Isabel Alves Pinto anunciou que resolveu não impugnar as eleições no PS das Caldas da Rainha que ditaram a vitória de Sara Velez, apesar de afirmar que os elementos da sua equipa se terem sentido “boicotados” e, no seu entender, existirem “motivos passíveis de fundamentar uma impugnação”.

12-02-2020 | Francisco Gomes

“Desde que decidimos avançar com esta candidatura que quisemos deixar claro que não se tratava apenas de ganhar ou perder eleições. O que quisemos mostrar é que a política, se pretende alterar a sua má imagem e ser aceite pela comunidade, tem de ser transparente, franca e generosa. Tem de deixar de lado o caciquismo, os jogos de interesses e os esquemas freáticos. E é por isso mesmo que pensámos seriamente, ao longo de todo o processo tendente às eleições concelhias, impugnar as mesmas”, declarou.

“A equipa manifestou opiniões diferentes: Por um lado, os que defendiam (onde eu me incluo, bem como os históricos do partido) que se tratava de questões de princípio e que devíamos impugnar.
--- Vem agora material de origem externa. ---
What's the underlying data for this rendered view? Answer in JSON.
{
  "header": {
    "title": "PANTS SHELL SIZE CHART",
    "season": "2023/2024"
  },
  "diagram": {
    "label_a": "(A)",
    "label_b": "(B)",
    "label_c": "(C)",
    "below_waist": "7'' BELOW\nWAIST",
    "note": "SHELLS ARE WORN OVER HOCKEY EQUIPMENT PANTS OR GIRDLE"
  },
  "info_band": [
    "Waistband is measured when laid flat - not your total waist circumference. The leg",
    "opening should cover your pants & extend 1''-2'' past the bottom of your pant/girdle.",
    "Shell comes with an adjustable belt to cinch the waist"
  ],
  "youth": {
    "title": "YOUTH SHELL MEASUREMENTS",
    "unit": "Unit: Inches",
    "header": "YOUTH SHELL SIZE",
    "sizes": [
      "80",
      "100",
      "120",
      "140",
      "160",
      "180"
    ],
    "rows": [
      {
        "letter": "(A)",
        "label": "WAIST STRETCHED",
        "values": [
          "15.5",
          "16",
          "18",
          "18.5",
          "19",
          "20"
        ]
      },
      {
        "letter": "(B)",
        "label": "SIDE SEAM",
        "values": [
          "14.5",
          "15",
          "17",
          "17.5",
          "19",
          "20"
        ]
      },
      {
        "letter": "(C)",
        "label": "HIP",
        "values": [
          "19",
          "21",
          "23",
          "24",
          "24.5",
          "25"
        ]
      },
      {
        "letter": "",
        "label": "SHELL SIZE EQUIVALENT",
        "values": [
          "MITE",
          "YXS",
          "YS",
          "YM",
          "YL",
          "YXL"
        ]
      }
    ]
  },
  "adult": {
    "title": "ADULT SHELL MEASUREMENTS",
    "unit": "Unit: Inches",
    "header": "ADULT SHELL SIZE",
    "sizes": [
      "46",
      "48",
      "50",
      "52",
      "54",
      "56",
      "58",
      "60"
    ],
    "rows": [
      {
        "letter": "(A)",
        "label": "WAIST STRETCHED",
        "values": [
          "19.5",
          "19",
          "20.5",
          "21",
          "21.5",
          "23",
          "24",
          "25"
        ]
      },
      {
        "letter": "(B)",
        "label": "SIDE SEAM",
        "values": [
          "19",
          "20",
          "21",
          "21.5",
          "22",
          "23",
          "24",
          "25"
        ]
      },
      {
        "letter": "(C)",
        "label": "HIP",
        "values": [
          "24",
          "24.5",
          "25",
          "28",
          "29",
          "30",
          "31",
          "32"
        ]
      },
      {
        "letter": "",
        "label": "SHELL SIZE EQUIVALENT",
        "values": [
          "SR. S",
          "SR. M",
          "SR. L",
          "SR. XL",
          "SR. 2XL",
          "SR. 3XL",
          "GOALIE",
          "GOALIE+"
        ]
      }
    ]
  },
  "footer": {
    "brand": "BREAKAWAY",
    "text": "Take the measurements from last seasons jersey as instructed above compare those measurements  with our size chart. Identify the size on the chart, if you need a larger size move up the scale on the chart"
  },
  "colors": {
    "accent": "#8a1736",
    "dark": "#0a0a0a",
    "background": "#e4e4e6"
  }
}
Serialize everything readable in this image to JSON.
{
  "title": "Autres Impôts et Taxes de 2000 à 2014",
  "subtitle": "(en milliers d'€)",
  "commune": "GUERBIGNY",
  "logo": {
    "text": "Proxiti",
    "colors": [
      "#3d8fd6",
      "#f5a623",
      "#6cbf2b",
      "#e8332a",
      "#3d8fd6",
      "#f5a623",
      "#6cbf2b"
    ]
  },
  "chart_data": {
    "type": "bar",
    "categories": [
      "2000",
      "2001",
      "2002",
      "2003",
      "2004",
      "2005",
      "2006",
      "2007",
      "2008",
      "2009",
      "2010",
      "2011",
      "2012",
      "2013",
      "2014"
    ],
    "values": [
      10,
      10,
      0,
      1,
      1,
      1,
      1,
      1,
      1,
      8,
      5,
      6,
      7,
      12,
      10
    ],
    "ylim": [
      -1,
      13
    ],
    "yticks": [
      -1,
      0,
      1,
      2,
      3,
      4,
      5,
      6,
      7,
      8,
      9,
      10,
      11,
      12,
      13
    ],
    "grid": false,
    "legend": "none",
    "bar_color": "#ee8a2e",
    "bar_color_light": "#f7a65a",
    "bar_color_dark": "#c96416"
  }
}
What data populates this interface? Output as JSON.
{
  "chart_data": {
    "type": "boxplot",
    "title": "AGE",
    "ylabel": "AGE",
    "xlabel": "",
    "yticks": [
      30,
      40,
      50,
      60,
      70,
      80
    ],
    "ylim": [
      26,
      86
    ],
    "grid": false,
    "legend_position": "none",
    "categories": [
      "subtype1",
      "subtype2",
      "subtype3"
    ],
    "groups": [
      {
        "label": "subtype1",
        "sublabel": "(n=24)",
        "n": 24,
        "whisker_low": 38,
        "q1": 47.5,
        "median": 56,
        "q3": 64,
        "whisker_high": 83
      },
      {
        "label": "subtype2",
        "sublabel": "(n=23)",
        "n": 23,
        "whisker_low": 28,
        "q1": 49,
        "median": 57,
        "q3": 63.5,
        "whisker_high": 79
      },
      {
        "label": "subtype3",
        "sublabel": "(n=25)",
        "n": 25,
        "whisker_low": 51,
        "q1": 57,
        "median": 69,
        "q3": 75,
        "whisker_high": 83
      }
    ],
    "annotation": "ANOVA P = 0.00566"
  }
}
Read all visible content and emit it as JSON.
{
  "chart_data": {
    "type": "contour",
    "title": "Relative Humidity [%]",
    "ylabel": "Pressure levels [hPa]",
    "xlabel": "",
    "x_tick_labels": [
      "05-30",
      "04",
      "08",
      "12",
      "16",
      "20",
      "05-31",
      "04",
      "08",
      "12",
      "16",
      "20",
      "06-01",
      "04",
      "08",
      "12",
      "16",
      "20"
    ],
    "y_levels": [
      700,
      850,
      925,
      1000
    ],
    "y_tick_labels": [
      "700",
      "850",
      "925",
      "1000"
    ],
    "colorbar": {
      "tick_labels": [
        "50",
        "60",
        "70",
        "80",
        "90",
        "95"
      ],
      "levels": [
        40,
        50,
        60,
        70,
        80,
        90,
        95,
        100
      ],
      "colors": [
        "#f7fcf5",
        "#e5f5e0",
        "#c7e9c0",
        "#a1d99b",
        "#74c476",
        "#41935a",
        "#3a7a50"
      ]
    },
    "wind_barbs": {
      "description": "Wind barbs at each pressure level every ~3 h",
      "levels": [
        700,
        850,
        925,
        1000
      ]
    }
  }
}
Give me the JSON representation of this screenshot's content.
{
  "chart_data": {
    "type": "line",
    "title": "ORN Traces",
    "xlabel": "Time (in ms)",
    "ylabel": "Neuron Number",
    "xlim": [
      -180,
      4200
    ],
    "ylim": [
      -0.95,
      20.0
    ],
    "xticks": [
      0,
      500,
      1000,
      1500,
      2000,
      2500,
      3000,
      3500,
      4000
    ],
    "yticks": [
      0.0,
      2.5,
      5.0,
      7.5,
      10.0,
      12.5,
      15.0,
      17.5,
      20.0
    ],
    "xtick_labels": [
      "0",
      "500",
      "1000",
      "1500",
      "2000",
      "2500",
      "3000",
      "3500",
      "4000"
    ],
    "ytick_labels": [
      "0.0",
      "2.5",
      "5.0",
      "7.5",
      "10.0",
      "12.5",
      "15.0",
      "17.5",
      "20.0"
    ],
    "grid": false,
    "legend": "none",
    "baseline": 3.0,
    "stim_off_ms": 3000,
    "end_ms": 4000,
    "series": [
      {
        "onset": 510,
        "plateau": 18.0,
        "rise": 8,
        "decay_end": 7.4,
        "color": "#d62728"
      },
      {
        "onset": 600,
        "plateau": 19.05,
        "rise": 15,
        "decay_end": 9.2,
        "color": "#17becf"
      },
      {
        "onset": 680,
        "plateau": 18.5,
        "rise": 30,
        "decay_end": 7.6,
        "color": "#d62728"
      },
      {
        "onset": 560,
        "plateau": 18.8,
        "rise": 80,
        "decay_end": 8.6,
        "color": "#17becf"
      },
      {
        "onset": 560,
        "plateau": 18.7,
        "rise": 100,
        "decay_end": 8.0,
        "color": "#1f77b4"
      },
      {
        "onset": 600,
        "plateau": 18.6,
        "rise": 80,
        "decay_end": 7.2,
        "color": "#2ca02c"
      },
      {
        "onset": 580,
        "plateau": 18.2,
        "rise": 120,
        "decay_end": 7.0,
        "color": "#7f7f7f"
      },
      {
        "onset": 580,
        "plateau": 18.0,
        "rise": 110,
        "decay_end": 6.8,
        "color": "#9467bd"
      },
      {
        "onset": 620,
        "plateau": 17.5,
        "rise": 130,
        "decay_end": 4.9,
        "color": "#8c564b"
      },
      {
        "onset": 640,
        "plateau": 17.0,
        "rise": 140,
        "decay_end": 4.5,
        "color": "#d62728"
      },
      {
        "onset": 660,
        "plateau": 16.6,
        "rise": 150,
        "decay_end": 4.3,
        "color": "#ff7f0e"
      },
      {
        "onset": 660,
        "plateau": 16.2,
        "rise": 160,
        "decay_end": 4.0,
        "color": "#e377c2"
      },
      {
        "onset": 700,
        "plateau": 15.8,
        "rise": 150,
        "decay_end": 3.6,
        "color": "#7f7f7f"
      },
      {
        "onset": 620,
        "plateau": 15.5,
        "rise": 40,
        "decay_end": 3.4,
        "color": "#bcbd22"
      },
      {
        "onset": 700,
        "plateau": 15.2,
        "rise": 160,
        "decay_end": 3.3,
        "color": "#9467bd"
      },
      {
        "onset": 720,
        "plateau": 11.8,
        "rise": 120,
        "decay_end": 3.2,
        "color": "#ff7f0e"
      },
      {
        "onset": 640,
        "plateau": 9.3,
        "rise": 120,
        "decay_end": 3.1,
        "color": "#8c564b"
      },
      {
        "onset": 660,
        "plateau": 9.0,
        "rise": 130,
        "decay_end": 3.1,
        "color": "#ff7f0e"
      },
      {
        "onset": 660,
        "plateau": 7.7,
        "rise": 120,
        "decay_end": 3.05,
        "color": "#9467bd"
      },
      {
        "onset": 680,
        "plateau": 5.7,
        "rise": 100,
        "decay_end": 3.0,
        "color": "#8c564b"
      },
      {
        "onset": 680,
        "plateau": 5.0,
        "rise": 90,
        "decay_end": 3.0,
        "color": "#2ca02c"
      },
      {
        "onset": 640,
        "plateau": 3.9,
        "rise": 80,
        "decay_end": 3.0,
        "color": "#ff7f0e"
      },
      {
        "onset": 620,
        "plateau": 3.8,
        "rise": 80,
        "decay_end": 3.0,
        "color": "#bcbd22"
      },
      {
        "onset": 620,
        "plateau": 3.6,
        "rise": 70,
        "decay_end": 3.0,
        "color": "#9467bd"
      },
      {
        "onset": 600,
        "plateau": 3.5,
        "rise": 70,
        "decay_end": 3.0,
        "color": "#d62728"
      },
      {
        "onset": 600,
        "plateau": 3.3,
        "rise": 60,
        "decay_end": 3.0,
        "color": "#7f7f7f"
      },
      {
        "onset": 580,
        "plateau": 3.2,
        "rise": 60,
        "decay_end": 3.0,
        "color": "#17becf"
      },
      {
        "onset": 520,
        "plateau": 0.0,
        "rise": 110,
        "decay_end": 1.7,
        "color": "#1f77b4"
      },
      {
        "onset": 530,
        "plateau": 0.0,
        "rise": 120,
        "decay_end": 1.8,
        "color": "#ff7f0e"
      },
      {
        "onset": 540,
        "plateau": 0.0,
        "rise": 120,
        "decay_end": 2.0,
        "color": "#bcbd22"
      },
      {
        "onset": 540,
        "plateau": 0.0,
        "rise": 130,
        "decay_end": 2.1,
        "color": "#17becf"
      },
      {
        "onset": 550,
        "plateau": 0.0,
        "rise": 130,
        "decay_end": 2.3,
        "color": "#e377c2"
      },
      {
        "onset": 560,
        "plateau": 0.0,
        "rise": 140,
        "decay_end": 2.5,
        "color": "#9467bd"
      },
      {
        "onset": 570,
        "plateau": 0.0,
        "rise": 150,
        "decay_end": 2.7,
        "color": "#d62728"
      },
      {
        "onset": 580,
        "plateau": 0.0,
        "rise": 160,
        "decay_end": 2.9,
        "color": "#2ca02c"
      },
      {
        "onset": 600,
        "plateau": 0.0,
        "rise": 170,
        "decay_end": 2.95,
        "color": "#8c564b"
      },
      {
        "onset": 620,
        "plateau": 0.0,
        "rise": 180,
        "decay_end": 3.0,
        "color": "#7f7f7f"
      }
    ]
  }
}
Por outro, os que apresentaram uma visão mais prática (sobretudo os mais jovens), referindo que tal impugnação acabaria por se voltar contra nós, pois, os nossos adversários iriam usar o estratagema que lhes é habitual: Fazerem-se passar por vítimas”, descreveu Isabel Alves Pinto.

Quanto aos motivos da possível impugnação, justificou que “como decidimos não avançar com a mesma, não vou publicamente fazer-lhes referência. Adianto apenas que, no dia 16 de janeiro, enviei uma exposição, relatando os factos objeto de descontentamento (suscetíveis de fundamentar uma eventual impugnação), para o Gabinete de Organização de Dados e para o Gabinete do Secretário Geral Adjunto, dr. José Luís Carneiro”.

“Fomos muito criticados pelos que preferiram inventar boatos sobre alguns elementos da nossa Lista B, com o propósito de lhes denegrir a imagem. Existem vários indícios de que foi preenchido, por várias vezes, o crime de difamação e injúria, pelo que vamos avaliar se iremos avançar para os tribunais”, adiantou.